Generasi Kreatif dan Kemandirian Kaum Muda Indonesia
Melahirkan
Generasi Kreatif
|
KOMPAS,
24 Desember 2014
DI dalam
buku The World is Flat, Thomas L
Friedman menggambarkan Tiongkok dan India sebagai dua negara yang mampu
mengembangkan ekonomi kreatif, khususnya dalam bidang teknologi informasi.
Dalam sekejap, Tiongkok dan India mampu menyaingi negara adidaya lain,
seperti Amerika Serikat dan Rusia; juga Eropa.
Di sini
letak keistimewaan ekonomi kreatif. Ia mampu membangun keseimbangan global
dengan menjadi salah satu kekuatan dalam mendongkrak pertumbuhan ekonomi
sebuah negara. Dunia yang makin datar akibat kecanggihan internet semakin
memacu para pelaku ekonomi kreatif untuk bersaing dalam kancah global.
Negara-negara lain terus berpacu untuk merebut pasar global dengan memajukan
ekonomi kreatif.
Pertanyaannya,
apa yang mesti dilakukan pemerintah dan masyarakat dalam rangka mendorong
kelahiran generasi kreatif? Apa pentingya ekonomi kreatif bagi negeri ini?
Ekonomi
kreatif mutlak diperlukan untuk membangun ketahanan sosial-ekonomi. Faktanya,
hampir di setiap daerah di negeri ini mempunyai potensi ekonomi kreatif yang
sangat luar biasa. Mereka mampu menghidupkan perekonomian daerah dengan
segala keterbatasannya. Bahkan, kalau mau jujur, sebenarnya perekonomian
nasional ditopang dengan tumbuhnya ekonomi kreatif. Hanya saja, para pelaku
ekonomi kreatif belum mendapatkan perhatian serius dari pemerintah.
Selama
bertahun-tahun sepertinya pemerintah belum melihat ekonomi kreatif sebagai
bagian penting dalam menumbuhkan perekonomian nasional. Ironisnya, justru
negara-negara lain yang mampu melihat potensi ekonomi kreatif di kalangan
kaum muda. Banyak film kartun dan animasi yang lahir dari kaum muda kita,
tetapi mereka jual ke negara lain. Lalu, karya tersebut diklaim negara lain.

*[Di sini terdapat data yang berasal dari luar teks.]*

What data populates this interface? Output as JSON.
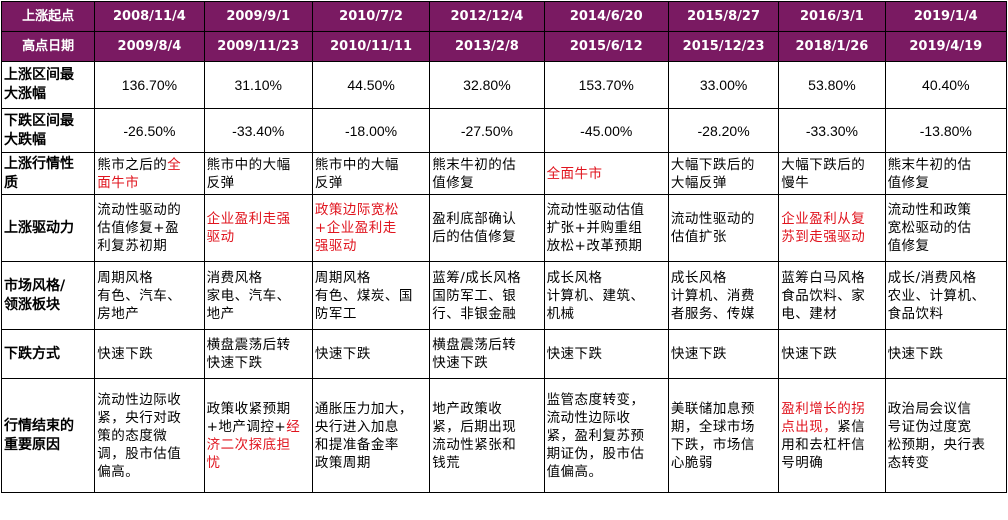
{
  "header": {
    "start_label": "上涨起点",
    "peak_label": "高点日期",
    "start_dates": [
      "2008/11/4",
      "2009/9/1",
      "2010/7/2",
      "2012/12/4",
      "2014/6/20",
      "2015/8/27",
      "2016/3/1",
      "2019/1/4"
    ],
    "peak_dates": [
      "2009/8/4",
      "2009/11/23",
      "2010/11/11",
      "2013/2/8",
      "2015/6/12",
      "2015/12/23",
      "2018/1/26",
      "2019/4/19"
    ]
  },
  "rows": {
    "max_gain": {
      "label": "上涨区间最\n大涨幅",
      "values": [
        "136.70%",
        "31.10%",
        "44.50%",
        "32.80%",
        "153.70%",
        "33.00%",
        "53.80%",
        "40.40%"
      ]
    },
    "max_drop": {
      "label": "下跌区间最\n大跌幅",
      "values": [
        "-26.50%",
        "-33.40%",
        "-18.00%",
        "-27.50%",
        "-45.00%",
        "-28.20%",
        "-33.30%",
        "-13.80%"
      ]
    },
    "nature": {
      "label": "上涨行情性\n质",
      "values": [
        {
          "black": "熊市之后的",
          "red": "全\n面牛市"
        },
        {
          "black": "熊市中的大幅\n反弹",
          "red": ""
        },
        {
          "black": "熊市中的大幅\n反弹",
          "red": ""
        },
        {
          "black": "熊末牛初的估\n值修复",
          "red": ""
        },
        {
          "black": "",
          "red": "全面牛市"
        },
        {
          "black": "大幅下跌后的\n大幅反弹",
          "red": ""
        },
        {
          "black": "大幅下跌后的\n慢牛",
          "red": ""
        },
        {
          "black": "熊末牛初的估\n值修复",
          "red": ""
        }
      ]
    },
    "driver": {
      "label": "上涨驱动力",
      "values": [
        {
          "black": "流动性驱动的\n估值修复+盈\n利复苏初期",
          "red": ""
        },
        {
          "black": "",
          "red": "企业盈利走强\n驱动"
        },
        {
          "black": "",
          "red": "政策边际宽松\n+企业盈利走\n强驱动"
        },
        {
          "black": "盈利底部确认\n后的估值修复",
          "red": ""
        },
        {
          "black": "流动性驱动估值\n扩张+并购重组\n放松+改革预期",
          "red": ""
        },
        {
          "black": "流动性驱动的\n估值扩张",
          "red": ""
        },
        {
          "black": "",
          "red": "企业盈利从复\n苏到走强驱动"
        },
        {
          "black": "流动性和政策\n宽松驱动的估\n值修复",
          "red": ""
        }
      ]
    },
    "style": {
      "label": "市场风格/\n领涨板块",
      "values": [
        "周期风格\n有色、汽车、\n房地产",
        "消费风格\n家电、汽车、\n地产",
        "周期风格\n有色、煤炭、国\n防军工",
        "蓝筹/成长风格\n国防军工、银\n行、非银金融",
        "成长风格\n计算机、建筑、\n机械",
        "成长风格\n计算机、消费\n者服务、传媒",
        "蓝筹白马风格\n食品饮料、家\n电、建材",
        "成长/消费风格\n农业、计算机、\n食品饮料"
      ]
    },
    "decline": {
      "label": "下跌方式",
      "values": [
        "快速下跌",
        "横盘震荡后转\n快速下跌",
        "快速下跌",
        "横盘震荡后转\n快速下跌",
        "快速下跌",
        "快速下跌",
        "快速下跌",
        "快速下跌"
      ]
    },
    "end_reason": {
      "label": "行情结束的\n重要原因",
      "values": [
        {
          "black": "流动性边际收\n紧，央行对政\n策的态度微\n调，股市估值\n偏高。",
          "red": "",
          "tail": ""
        },
        {
          "black": "政策收紧预期\n+地产调控+",
          "red": "经\n济二次探底担\n忧",
          "tail": ""
        },
        {
          "black": "通胀压力加大，\n央行进入加息\n和提准备金率\n政策周期",
          "red": "",
          "tail": ""
        },
        {
          "black": "地产政策收\n紧，后期出现\n流动性紧张和\n钱荒",
          "red": "",
          "tail": ""
        },
        {
          "black": "监管态度转变，\n流动性边际收\n紧，盈利复苏预\n期证伪，股市估\n值偏高。",
          "red": "",
          "tail": ""
        },
        {
          "black": "美联储加息预\n期，全球市场\n下跌，市场信\n心脆弱",
          "red": "",
          "tail": ""
        },
        {
          "black": "",
          "red": "盈利增长的拐\n点出现，",
          "tail": "紧信\n用和去杠杆信\n号明确"
        },
        {
          "black": "政治局会议信\n号证伪过度宽\n松预期，央行表\n态转变",
          "red": "",
          "tail": ""
        }
      ]
    }
  }
}
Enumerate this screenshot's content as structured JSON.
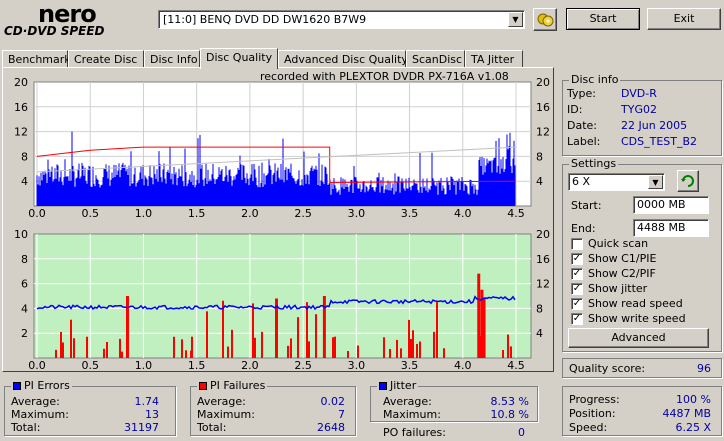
{
  "logo": {
    "line1": "nero",
    "line2": "CD·DVD SPEED"
  },
  "drive": {
    "selected": "[11:0]  BENQ DVD DD DW1620 B7W9"
  },
  "buttons": {
    "start": "Start",
    "exit": "Exit",
    "advanced": "Advanced"
  },
  "tabs": [
    "Benchmark",
    "Create Disc",
    "Disc Info",
    "Disc Quality",
    "Advanced Disc Quality",
    "ScanDisc",
    "TA Jitter"
  ],
  "active_tab": "Disc Quality",
  "recorded_with": "recorded with PLEXTOR DVDR   PX-716A   v1.08",
  "disc_info": {
    "title": "Disc info",
    "type_label": "Type:",
    "type": "DVD-R",
    "id_label": "ID:",
    "id": "TYG02",
    "date_label": "Date:",
    "date": "22 Jun 2005",
    "label_label": "Label:",
    "label": "CDS_TEST_B2"
  },
  "settings": {
    "title": "Settings",
    "speed": "6 X",
    "start_label": "Start:",
    "start": "0000 MB",
    "end_label": "End:",
    "end": "4488 MB",
    "options": [
      {
        "label": "Quick scan",
        "checked": false
      },
      {
        "label": "Show C1/PIE",
        "checked": true
      },
      {
        "label": "Show C2/PIF",
        "checked": true
      },
      {
        "label": "Show jitter",
        "checked": true
      },
      {
        "label": "Show read speed",
        "checked": true
      },
      {
        "label": "Show write speed",
        "checked": true
      }
    ]
  },
  "quality": {
    "label": "Quality score:",
    "value": "96"
  },
  "progress": {
    "progress_label": "Progress:",
    "progress": "100 %",
    "position_label": "Position:",
    "position": "4487 MB",
    "speed_label": "Speed:",
    "speed": "6.25 X"
  },
  "pi_errors": {
    "title": "PI Errors",
    "avg_label": "Average:",
    "avg": "1.74",
    "max_label": "Maximum:",
    "max": "13",
    "total_label": "Total:",
    "total": "31197",
    "color": "#0000ff"
  },
  "pi_failures": {
    "title": "PI Failures",
    "avg_label": "Average:",
    "avg": "0.02",
    "max_label": "Maximum:",
    "max": "7",
    "total_label": "Total:",
    "total": "2648",
    "color": "#ff0000"
  },
  "jitter": {
    "title": "Jitter",
    "avg_label": "Average:",
    "avg": "8.53 %",
    "max_label": "Maximum:",
    "max": "10.8 %",
    "po_label": "PO failures:",
    "po": "0",
    "color": "#0000ff"
  },
  "chart_data": [
    {
      "type": "bar",
      "name": "PI Errors",
      "x_ticks": [
        "0.0",
        "0.5",
        "1.0",
        "1.5",
        "2.0",
        "2.5",
        "3.0",
        "3.5",
        "4.0",
        "4.5"
      ],
      "y_left_ticks": [
        "20",
        "16",
        "12",
        "8",
        "4"
      ],
      "y_right_ticks": [
        "20",
        "16",
        "12",
        "8",
        "4"
      ],
      "xlim": [
        0,
        4.5
      ],
      "ylim": [
        0,
        20
      ],
      "series_color": "#0000ff",
      "read_speed_color": "#ff0000",
      "write_speed_color": "#c0c0c0",
      "max": 13,
      "average": 1.74
    },
    {
      "type": "bar",
      "name": "PI Failures / Jitter",
      "x_ticks": [
        "0.0",
        "0.5",
        "1.0",
        "1.5",
        "2.0",
        "2.5",
        "3.0",
        "3.5",
        "4.0",
        "4.5"
      ],
      "y_left_ticks": [
        "10",
        "8",
        "6",
        "4",
        "2"
      ],
      "y_right_ticks": [
        "20",
        "16",
        "12",
        "8",
        "4"
      ],
      "xlim": [
        0,
        4.5
      ],
      "ylim": [
        0,
        10
      ],
      "pif_color": "#ff0000",
      "jitter_color": "#0000ff",
      "background": "#c0f0c0"
    }
  ]
}
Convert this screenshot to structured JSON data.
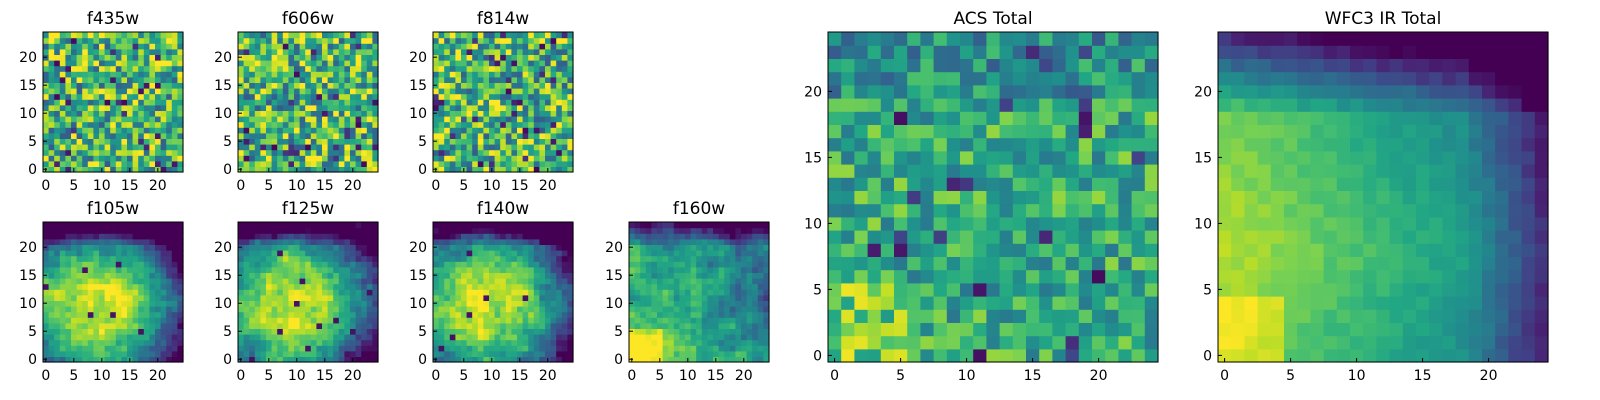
{
  "chart_data": [
    {
      "type": "heatmap",
      "title": "f435w",
      "colormap": "viridis",
      "grid_size": 25,
      "xticks": [
        "0",
        "5",
        "10",
        "15",
        "20"
      ],
      "yticks": [
        "0",
        "5",
        "10",
        "15",
        "20"
      ],
      "values_pattern": "noisy",
      "value_range": [
        0,
        1
      ]
    },
    {
      "type": "heatmap",
      "title": "f606w",
      "colormap": "viridis",
      "grid_size": 25,
      "xticks": [
        "0",
        "5",
        "10",
        "15",
        "20"
      ],
      "yticks": [
        "0",
        "5",
        "10",
        "15",
        "20"
      ],
      "values_pattern": "noisy",
      "value_range": [
        0,
        1
      ]
    },
    {
      "type": "heatmap",
      "title": "f814w",
      "colormap": "viridis",
      "grid_size": 25,
      "xticks": [
        "0",
        "5",
        "10",
        "15",
        "20"
      ],
      "yticks": [
        "0",
        "5",
        "10",
        "15",
        "20"
      ],
      "values_pattern": "noisy",
      "value_range": [
        0,
        1
      ]
    },
    {
      "type": "heatmap",
      "title": "f105w",
      "colormap": "viridis",
      "grid_size": 25,
      "xticks": [
        "0",
        "5",
        "10",
        "15",
        "20"
      ],
      "yticks": [
        "0",
        "5",
        "10",
        "15",
        "20"
      ],
      "values_pattern": "bright-center, dark top edge",
      "value_range": [
        0,
        1
      ]
    },
    {
      "type": "heatmap",
      "title": "f125w",
      "colormap": "viridis",
      "grid_size": 25,
      "xticks": [
        "0",
        "5",
        "10",
        "15",
        "20"
      ],
      "yticks": [
        "0",
        "5",
        "10",
        "15",
        "20"
      ],
      "values_pattern": "bright-center, dark top edge",
      "value_range": [
        0,
        1
      ]
    },
    {
      "type": "heatmap",
      "title": "f140w",
      "colormap": "viridis",
      "grid_size": 25,
      "xticks": [
        "0",
        "5",
        "10",
        "15",
        "20"
      ],
      "yticks": [
        "0",
        "5",
        "10",
        "15",
        "20"
      ],
      "values_pattern": "bright-center, dark top edge",
      "value_range": [
        0,
        1
      ]
    },
    {
      "type": "heatmap",
      "title": "f160w",
      "colormap": "viridis",
      "grid_size": 25,
      "xticks": [
        "0",
        "5",
        "10",
        "15",
        "20"
      ],
      "yticks": [
        "0",
        "5",
        "10",
        "15",
        "20"
      ],
      "values_pattern": "bright lower-left, dark top edge",
      "value_range": [
        0,
        1
      ]
    },
    {
      "type": "heatmap",
      "title": "ACS Total",
      "colormap": "viridis",
      "grid_size": 25,
      "xticks": [
        "0",
        "5",
        "10",
        "15",
        "20"
      ],
      "yticks": [
        "0",
        "5",
        "10",
        "15",
        "20"
      ],
      "values_pattern": "mostly green-yellow with scattered dark pixels",
      "value_range": [
        0,
        1
      ]
    },
    {
      "type": "heatmap",
      "title": "WFC3 IR Total",
      "colormap": "viridis",
      "grid_size": 25,
      "xticks": [
        "0",
        "5",
        "10",
        "15",
        "20"
      ],
      "yticks": [
        "0",
        "5",
        "10",
        "15",
        "20"
      ],
      "values_pattern": "smooth: bright lower-left/center, dark top rows",
      "value_range": [
        0,
        1
      ]
    }
  ]
}
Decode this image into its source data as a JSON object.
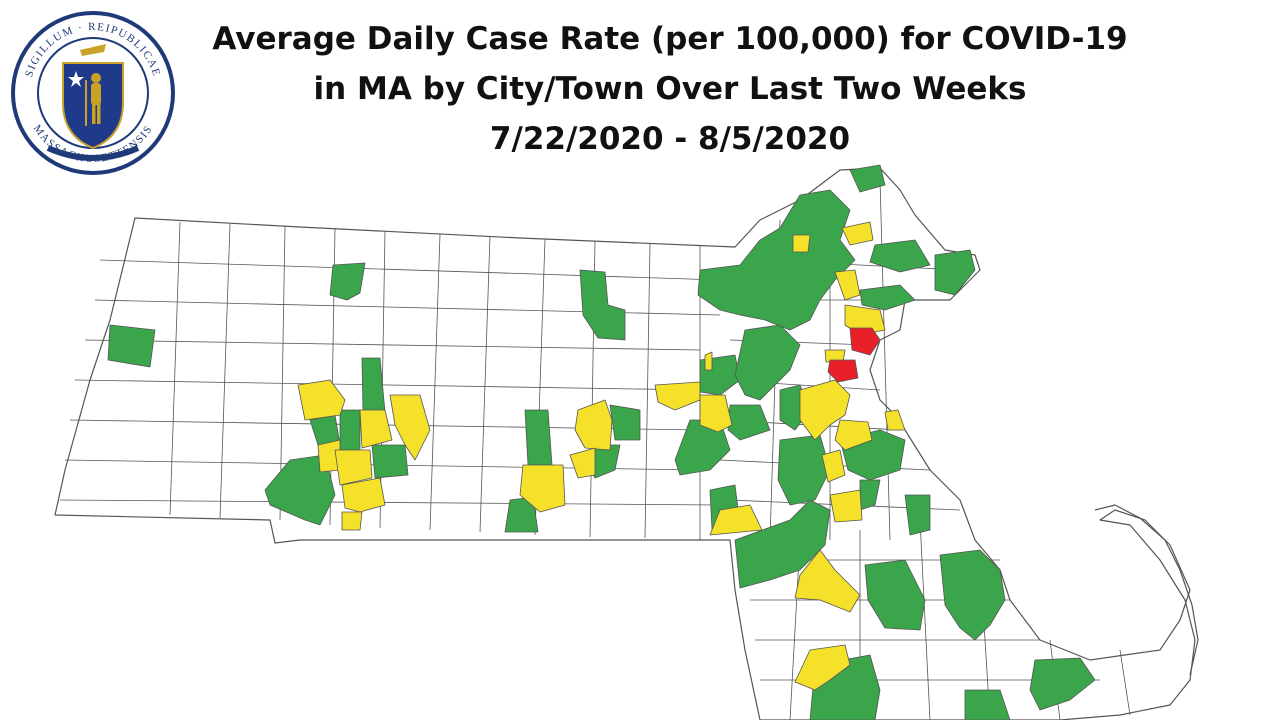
{
  "title": {
    "line1": "Average Daily Case Rate (per 100,000) for COVID-19",
    "line2": "in MA by City/Town Over Last Two Weeks",
    "line3": "7/22/2020 - 8/5/2020"
  },
  "seal": {
    "icon": "massachusetts-state-seal",
    "ring_text": "SIGILLUM REIPUBLICAE MASSACHUSETTENSIS",
    "ring_color": "#1e3a78",
    "shield_color": "#1f3a8a",
    "figure_color": "#c9a227"
  },
  "map": {
    "region": "Massachusetts cities and towns",
    "colors": {
      "none": "#ffffff",
      "green": "#3aa54a",
      "yellow": "#f5e12a",
      "red": "#e8202a",
      "border": "#555555"
    }
  }
}
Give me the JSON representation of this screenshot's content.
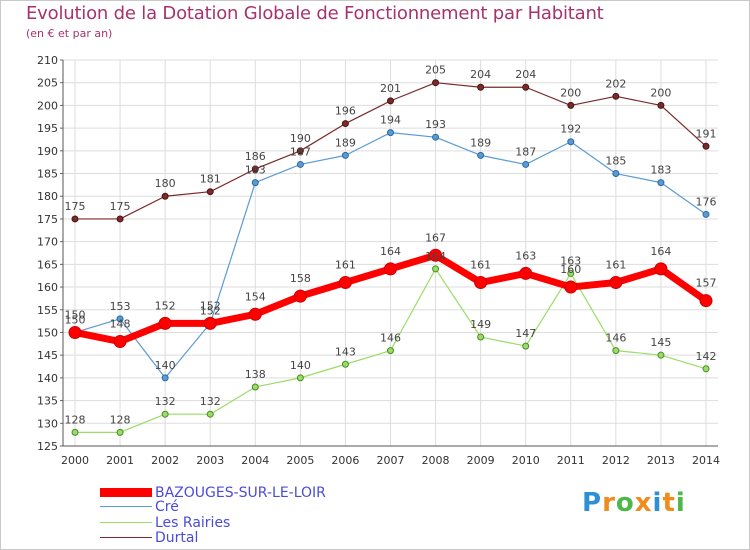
{
  "header": {
    "title": "Evolution de la Dotation Globale de Fonctionnement par Habitant",
    "subtitle": "(en € et par an)"
  },
  "logo": {
    "text": "Proxiti",
    "colors": [
      "#2e8fd6",
      "#f08c1e",
      "#4cb848",
      "#f08c1e",
      "#2e8fd6",
      "#f08c1e",
      "#4cb848"
    ]
  },
  "chart_data": {
    "type": "line",
    "title": "Evolution de la Dotation Globale de Fonctionnement par Habitant",
    "subtitle": "(en € et par an)",
    "xlabel": "",
    "ylabel": "",
    "x": [
      "2000",
      "2001",
      "2002",
      "2003",
      "2004",
      "2005",
      "2006",
      "2007",
      "2008",
      "2009",
      "2010",
      "2011",
      "2012",
      "2013",
      "2014"
    ],
    "ylim": [
      125,
      210
    ],
    "yticks": [
      125,
      130,
      135,
      140,
      145,
      150,
      155,
      160,
      165,
      170,
      175,
      180,
      185,
      190,
      195,
      200,
      205,
      210
    ],
    "grid": true,
    "legend_position": "bottom-left",
    "series": [
      {
        "name": "BAZOUGES-SUR-LE-LOIR",
        "color": "#ff0000",
        "values": [
          150,
          148,
          152,
          152,
          154,
          158,
          161,
          164,
          167,
          161,
          163,
          160,
          161,
          164,
          157
        ]
      },
      {
        "name": "Cré",
        "color": "#5b9bd5",
        "values": [
          150,
          153,
          140,
          152,
          183,
          187,
          189,
          194,
          193,
          189,
          187,
          192,
          185,
          183,
          176
        ]
      },
      {
        "name": "Les Rairies",
        "color": "#99dd66",
        "values": [
          128,
          128,
          132,
          132,
          138,
          140,
          143,
          146,
          164,
          149,
          147,
          163,
          146,
          145,
          142
        ]
      },
      {
        "name": "Durtal",
        "color": "#7b2a2a",
        "values": [
          175,
          175,
          180,
          181,
          186,
          190,
          196,
          201,
          205,
          204,
          204,
          200,
          202,
          200,
          191
        ]
      }
    ]
  }
}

Padahal, karya tersebut adalah karya asli kaum muda kita.
Di
samping itu, dalam jangka panjang, ekonomi kreatif dapat menjadi bagian dari
ketahanan sosial-politik. Radikalisme dan ekstremisme yang tumbuh di negeri
ini dapat diredam dengan memfasilitasi tumbuhnya ekonomi kreatif di kalangan
muda.
Kalau
melihat sejarah, kaum Muslim pada masa lalu sebenarnya juga sangat kreatif
dalam melahirkan para pedagang, baik di kalangan NU maupun Muhammadiyah.
Akibatnya, dua ormas besar ini menjadi lokomotif gerakan moderasi Islam,
bukan hanya di Indonesia melainkan juga di dunia internasional. Tumbuhnya
industri fashion, perbukuan, dan perbankan yang berlandaskan tumbuhnya kesadaran
keagamaan sebenarnya sangat membantu untuk meredam infiltrasi radikalisme dan
ekstremisme yang disebabkan peminggiran dan penindasan dalam sektor ekonomi
dan politik.
Nalar kreatif
Karena
itu, pemerintah perlu memperhatikan ekonomi kreatif dengan serius. Yang perlu
digarisbawahi, untuk menumbuhkan ekonomi kreatif bukan hal yang mudah.
Membutuhkan proses yang panjang. Dunia pendidikan semestinya menjadi salah
satu pijakan untuk melahirkan generasi-generasi kreatif, yang nantinya
menunjang tumbuhnya ekonomi kreatif di negeri ini.
Pasalnya,
dunia pendidikan kita saat ini hanya mampu mengembangkan aspek kognisi.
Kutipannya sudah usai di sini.